Numerical inference of the molecular origin of the cyanobacterial circadian rhythm
- January 28 at 10:00 - 11:00, 2021
- Dr. Shin-ichi Koda (Assistant professor, Institute for Molecular Science)
- via Zoom
The cyanobacterial clock proteins, KaiA, KaiB, and KaiC, are known as the simplest biological clock; Just by mixing them with ATP in a test tube, self-sustaining oscillation with a nearly 24h temperature-compensated period is reconstituted. To elucidate the molecular mechanisms of this oscillator, experimental studies have revealed and investigated in detail various elementary reactions/processes, ranging from local chemical reactions of ligands to global (dis)assembly of the proteins. Yet, proposing molecularly detailed mechanisms of the clock functions is still difficult because almost all experimentally measurable quantities are the results of complicated interplays between many elementary processes, i.e. independent measurement of an elementary process is difficult.

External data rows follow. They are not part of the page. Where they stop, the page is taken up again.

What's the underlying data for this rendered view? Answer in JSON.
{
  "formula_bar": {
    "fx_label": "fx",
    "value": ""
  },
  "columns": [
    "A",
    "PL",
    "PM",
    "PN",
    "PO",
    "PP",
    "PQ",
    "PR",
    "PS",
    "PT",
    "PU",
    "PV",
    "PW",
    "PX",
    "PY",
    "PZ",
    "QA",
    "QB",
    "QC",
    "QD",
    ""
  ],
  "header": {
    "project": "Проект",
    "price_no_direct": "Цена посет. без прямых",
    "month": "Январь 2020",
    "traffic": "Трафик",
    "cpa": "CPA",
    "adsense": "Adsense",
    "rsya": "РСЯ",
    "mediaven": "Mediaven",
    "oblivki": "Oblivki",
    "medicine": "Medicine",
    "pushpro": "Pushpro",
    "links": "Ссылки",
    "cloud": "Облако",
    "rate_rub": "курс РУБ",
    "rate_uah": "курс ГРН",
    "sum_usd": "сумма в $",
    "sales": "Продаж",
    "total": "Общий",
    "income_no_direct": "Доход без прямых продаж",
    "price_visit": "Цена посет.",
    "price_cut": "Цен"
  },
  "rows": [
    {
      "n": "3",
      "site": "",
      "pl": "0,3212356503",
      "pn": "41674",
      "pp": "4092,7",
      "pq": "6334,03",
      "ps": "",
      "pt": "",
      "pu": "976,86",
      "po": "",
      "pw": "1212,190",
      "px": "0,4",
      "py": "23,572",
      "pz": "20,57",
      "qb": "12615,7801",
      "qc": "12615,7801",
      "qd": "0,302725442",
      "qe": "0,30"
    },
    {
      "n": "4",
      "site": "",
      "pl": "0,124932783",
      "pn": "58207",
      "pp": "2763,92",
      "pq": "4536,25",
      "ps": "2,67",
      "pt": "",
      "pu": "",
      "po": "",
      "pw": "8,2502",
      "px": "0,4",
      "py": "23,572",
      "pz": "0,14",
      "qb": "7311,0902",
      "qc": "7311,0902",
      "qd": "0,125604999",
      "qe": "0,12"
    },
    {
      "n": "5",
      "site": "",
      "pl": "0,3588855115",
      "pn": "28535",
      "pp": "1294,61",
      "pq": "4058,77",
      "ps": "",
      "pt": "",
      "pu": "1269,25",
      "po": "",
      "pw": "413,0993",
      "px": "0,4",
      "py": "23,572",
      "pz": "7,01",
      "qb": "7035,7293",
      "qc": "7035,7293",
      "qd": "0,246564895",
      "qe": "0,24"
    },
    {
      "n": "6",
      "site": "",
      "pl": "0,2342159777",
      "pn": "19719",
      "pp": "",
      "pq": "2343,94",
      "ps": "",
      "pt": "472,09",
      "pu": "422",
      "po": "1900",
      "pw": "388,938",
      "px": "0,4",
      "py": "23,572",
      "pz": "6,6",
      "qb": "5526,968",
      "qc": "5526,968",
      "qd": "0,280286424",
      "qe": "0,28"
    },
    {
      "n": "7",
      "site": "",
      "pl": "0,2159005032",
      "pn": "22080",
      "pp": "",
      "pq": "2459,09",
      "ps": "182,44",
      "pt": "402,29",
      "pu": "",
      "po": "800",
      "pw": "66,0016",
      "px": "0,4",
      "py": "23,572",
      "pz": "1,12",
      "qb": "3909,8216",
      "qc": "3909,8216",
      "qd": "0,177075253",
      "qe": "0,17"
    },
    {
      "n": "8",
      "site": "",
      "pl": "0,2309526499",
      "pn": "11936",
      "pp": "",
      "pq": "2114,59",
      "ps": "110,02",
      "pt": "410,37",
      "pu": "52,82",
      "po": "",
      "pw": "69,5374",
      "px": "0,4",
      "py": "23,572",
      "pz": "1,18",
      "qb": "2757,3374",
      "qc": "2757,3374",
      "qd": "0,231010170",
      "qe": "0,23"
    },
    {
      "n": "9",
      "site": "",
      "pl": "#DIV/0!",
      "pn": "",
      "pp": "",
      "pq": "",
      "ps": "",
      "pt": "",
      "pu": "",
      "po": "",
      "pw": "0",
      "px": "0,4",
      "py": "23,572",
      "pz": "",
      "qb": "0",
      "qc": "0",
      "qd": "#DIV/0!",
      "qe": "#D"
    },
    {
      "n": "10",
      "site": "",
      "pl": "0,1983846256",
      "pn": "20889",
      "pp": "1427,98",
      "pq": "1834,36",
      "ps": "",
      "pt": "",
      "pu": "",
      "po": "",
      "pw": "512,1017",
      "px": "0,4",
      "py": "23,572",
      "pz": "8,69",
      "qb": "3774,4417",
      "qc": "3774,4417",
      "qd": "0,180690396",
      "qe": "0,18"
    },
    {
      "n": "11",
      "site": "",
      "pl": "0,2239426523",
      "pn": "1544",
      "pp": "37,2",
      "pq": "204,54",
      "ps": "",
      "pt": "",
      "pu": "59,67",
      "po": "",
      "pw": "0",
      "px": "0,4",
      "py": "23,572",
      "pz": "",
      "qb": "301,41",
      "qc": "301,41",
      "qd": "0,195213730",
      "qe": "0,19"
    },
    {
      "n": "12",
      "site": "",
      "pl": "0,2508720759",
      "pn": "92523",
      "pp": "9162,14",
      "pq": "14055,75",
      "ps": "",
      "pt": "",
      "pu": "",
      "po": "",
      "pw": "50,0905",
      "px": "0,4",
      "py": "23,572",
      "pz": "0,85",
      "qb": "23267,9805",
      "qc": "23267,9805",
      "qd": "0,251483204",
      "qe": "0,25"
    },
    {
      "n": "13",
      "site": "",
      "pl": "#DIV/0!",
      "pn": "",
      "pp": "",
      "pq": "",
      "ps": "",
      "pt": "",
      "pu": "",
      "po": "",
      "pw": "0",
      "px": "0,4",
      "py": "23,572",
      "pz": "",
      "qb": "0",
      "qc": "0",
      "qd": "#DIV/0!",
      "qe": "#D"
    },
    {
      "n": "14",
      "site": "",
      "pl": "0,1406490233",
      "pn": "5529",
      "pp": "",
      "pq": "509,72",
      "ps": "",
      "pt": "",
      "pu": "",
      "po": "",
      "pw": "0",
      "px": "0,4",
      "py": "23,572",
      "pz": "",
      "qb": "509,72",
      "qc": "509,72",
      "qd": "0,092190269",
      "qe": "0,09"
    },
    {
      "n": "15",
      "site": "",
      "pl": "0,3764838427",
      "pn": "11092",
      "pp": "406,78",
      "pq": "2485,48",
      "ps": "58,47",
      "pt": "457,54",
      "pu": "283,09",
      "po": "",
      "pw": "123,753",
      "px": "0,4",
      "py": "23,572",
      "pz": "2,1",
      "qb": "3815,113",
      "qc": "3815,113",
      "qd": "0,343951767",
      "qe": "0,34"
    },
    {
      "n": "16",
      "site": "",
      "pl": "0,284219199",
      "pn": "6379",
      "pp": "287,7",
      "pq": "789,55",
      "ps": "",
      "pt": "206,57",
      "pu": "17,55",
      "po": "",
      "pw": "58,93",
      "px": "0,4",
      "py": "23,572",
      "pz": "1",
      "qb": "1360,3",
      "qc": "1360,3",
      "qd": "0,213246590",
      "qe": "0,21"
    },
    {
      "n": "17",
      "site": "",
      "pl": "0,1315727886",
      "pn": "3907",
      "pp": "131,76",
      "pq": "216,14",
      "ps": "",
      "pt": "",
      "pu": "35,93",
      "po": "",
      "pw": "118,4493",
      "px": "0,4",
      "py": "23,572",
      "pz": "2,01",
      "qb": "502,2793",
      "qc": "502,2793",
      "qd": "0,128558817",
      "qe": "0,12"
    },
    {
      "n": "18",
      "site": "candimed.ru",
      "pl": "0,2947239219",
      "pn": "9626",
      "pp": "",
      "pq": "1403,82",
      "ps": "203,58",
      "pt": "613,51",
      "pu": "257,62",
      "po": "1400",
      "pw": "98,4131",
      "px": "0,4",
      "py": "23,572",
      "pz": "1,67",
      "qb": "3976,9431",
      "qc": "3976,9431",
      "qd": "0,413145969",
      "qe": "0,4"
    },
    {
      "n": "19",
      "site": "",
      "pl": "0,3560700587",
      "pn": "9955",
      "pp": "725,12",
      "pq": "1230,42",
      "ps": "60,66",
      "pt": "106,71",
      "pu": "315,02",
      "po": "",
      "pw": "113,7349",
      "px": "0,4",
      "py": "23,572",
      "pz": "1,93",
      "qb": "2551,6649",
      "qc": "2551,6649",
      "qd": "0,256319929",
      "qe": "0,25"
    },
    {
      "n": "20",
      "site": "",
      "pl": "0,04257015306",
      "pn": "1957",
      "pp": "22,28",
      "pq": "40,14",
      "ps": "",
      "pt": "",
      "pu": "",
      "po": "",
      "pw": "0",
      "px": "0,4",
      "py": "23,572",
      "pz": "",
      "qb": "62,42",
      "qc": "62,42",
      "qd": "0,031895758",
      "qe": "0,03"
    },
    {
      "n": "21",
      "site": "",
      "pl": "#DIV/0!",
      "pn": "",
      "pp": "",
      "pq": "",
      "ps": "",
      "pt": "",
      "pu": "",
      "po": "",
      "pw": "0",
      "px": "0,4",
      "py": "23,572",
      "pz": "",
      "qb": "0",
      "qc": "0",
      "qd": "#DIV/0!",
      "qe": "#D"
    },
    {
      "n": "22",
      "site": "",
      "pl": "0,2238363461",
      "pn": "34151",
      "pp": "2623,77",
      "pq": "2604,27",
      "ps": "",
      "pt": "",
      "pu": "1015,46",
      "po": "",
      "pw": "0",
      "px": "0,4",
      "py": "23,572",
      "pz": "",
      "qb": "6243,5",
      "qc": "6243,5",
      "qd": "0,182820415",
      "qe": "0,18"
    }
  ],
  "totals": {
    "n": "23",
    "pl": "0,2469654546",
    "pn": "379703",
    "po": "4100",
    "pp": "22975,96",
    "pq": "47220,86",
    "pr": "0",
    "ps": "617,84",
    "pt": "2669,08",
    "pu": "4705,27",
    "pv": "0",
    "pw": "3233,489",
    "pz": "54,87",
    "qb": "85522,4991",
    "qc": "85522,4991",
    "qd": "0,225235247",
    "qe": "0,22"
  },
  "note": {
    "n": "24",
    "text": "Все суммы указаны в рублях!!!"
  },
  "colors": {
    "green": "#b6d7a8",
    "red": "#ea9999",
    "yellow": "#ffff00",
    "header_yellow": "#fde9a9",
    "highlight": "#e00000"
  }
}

In this talk, I will present a numerical approach to obtain the rate constants of the elementary processes from experimental data [1, 2]. First, a reaction model consisting of rate equations of the elementary processes is built. Then, their rate constants and temperature dependence are inferred by simultaneously fitting model outputs to multiple types of experimental data (such as phosphorylation reactions and ATPase activity) at various temperatures. On the basis of the inferred parameter values, we can quantitatively discuss how the clock functions arise from the interplays between elementary processes. As an example, I will present a potential molecular mechanism of the temperature compensation of period.
- S. Koda and S. Saito, Biorxiv 2020.04.01.021055 (2020).
- S. Koda and S. Saito, Sci. Rep. 10, 10439 (2020).